New Chinese genetic technology against TB infection in cattle on track, says scientist
The team around Professor Zhang Yong of the Northwest A&F University’s College of Veterinary Medicine, in Shaanxi province, central China, had made international headlines in early February by presenting a herd of genetically-engineered TB-resistant Holstein-Friesian cattle.
"We are at the experimental stage, with many rounds of validation to follow," Professor Zhang said. "Commercialisation may be possible when the time is ripe but that may take a few years," he added.
To create their TB-resistant herd, Professor Zhang’s research team resorted to a genome modification-technique that had been applied successfully to various species, including mouse, pig, and even monkeys, but never to cattle.

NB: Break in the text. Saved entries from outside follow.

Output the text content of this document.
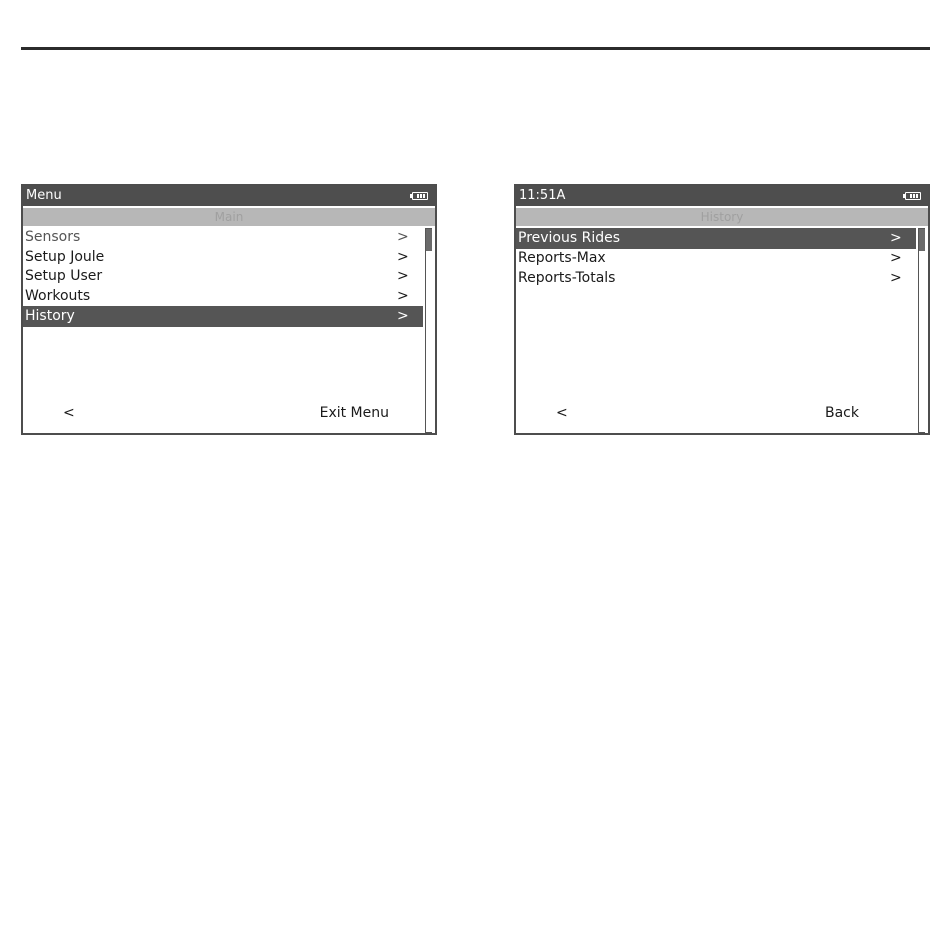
Menu
Main
Sensors	>
Setup Joule	>
Setup User	>
Workouts	>
History	>
<	Exit Menu
11:51A
History
Previous Rides	>
Reports-Max	>
Reports-Totals	>
<	Back
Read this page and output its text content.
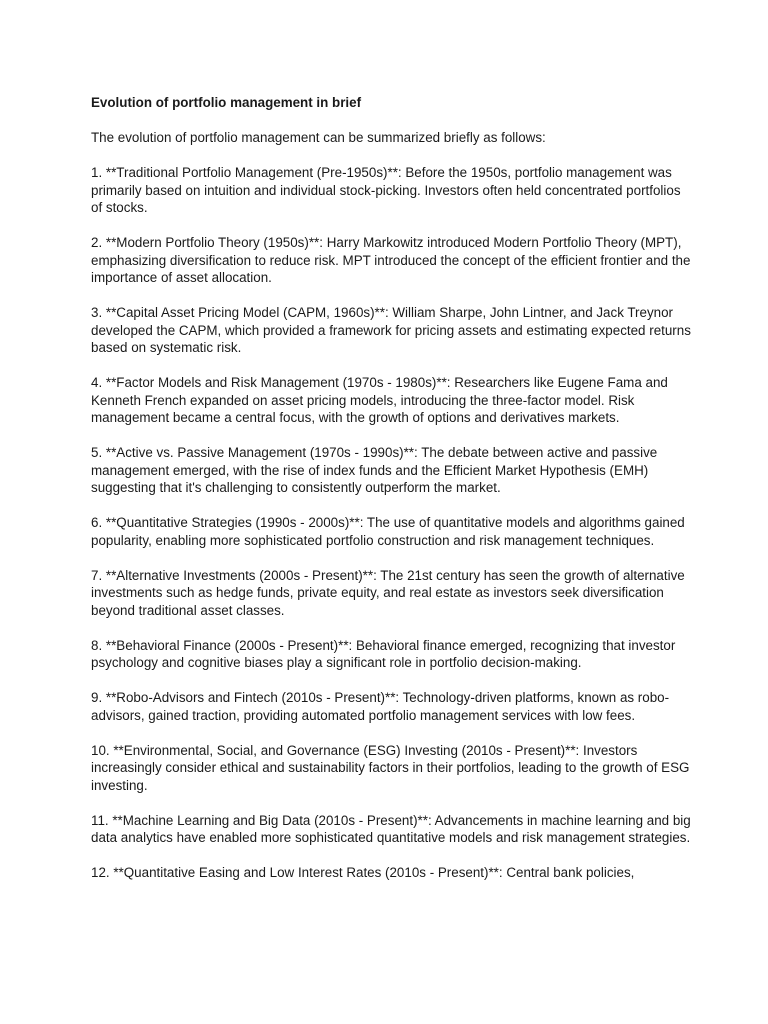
Evolution of portfolio management in brief
The evolution of portfolio management can be summarized briefly as follows:
1. **Traditional Portfolio Management (Pre-1950s)**: Before the 1950s, portfolio management was primarily based on intuition and individual stock-picking. Investors often held concentrated portfolios of stocks.
2. **Modern Portfolio Theory (1950s)**: Harry Markowitz introduced Modern Portfolio Theory (MPT), emphasizing diversification to reduce risk. MPT introduced the concept of the efficient frontier and the importance of asset allocation.
3. **Capital Asset Pricing Model (CAPM, 1960s)**: William Sharpe, John Lintner, and Jack Treynor developed the CAPM, which provided a framework for pricing assets and estimating expected returns based on systematic risk.
4. **Factor Models and Risk Management (1970s - 1980s)**: Researchers like Eugene Fama and Kenneth French expanded on asset pricing models, introducing the three-factor model. Risk management became a central focus, with the growth of options and derivatives markets.
5. **Active vs. Passive Management (1970s - 1990s)**: The debate between active and passive management emerged, with the rise of index funds and the Efficient Market Hypothesis (EMH) suggesting that it's challenging to consistently outperform the market.
6. **Quantitative Strategies (1990s - 2000s)**: The use of quantitative models and algorithms gained popularity, enabling more sophisticated portfolio construction and risk management techniques.
7. **Alternative Investments (2000s - Present)**: The 21st century has seen the growth of alternative investments such as hedge funds, private equity, and real estate as investors seek diversification beyond traditional asset classes.
8. **Behavioral Finance (2000s - Present)**: Behavioral finance emerged, recognizing that investor psychology and cognitive biases play a significant role in portfolio decision-making.
9. **Robo-Advisors and Fintech (2010s - Present)**: Technology-driven platforms, known as robo-advisors, gained traction, providing automated portfolio management services with low fees.
10. **Environmental, Social, and Governance (ESG) Investing (2010s - Present)**: Investors increasingly consider ethical and sustainability factors in their portfolios, leading to the growth of ESG investing.
11. **Machine Learning and Big Data (2010s - Present)**: Advancements in machine learning and big data analytics have enabled more sophisticated quantitative models and risk management strategies.
12. **Quantitative Easing and Low Interest Rates (2010s - Present)**: Central bank policies,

In their research, published in the journal Proceedings of the National Academy of Sciences of the United States of America (PNAS), the team reported the herd efficiently resisted a low dose of Mycobacterium bovis (which causes cattle TB) transmitted from infected cattle in nature, marking a significant a step in creating resistance to bovine TB. Professor Zhang’s research team took a further crucial hurdle by proving that the TB resistance was passed to some of the cattle’s calves.
"Our results contribute to the control and prevention of bovine tuberculosis and provide a previously unidentified insight into breeding animals for disease resistance," the research team said.
The research is now to focus on which of three enzymes able to cut a DNA molecule works best in the genome modification technique, with each having its own advantages and disadvantages in terms of simplicity, efficiency and toxicity. Also, cell types and delivery methods will impact on the success rate, so Professor Zhang’s team will also investigate these issues.
"No reliable rules currently exist to predict nuclease activity before experimental validation," the researchers said.
Bovine tuberculosis leads to hundreds of thousands of cattle being culled and burned or buried globally each year. Research on vaccines has been slow, so that there is no vaccine used within the international bovine TB control programme. The European Union even bans the TB vaccination of cattle due to its interference with the tuberculin skin test for humans. The diagnosis of bovine TB remains unsatisfactory, too; a large share of the cattle culled over TB outbreaks is, in fact, not infected.
But if Professor Zhang’s team is successful, this Chinese research may eventually eliminate the need for a breakthrough on vaccination.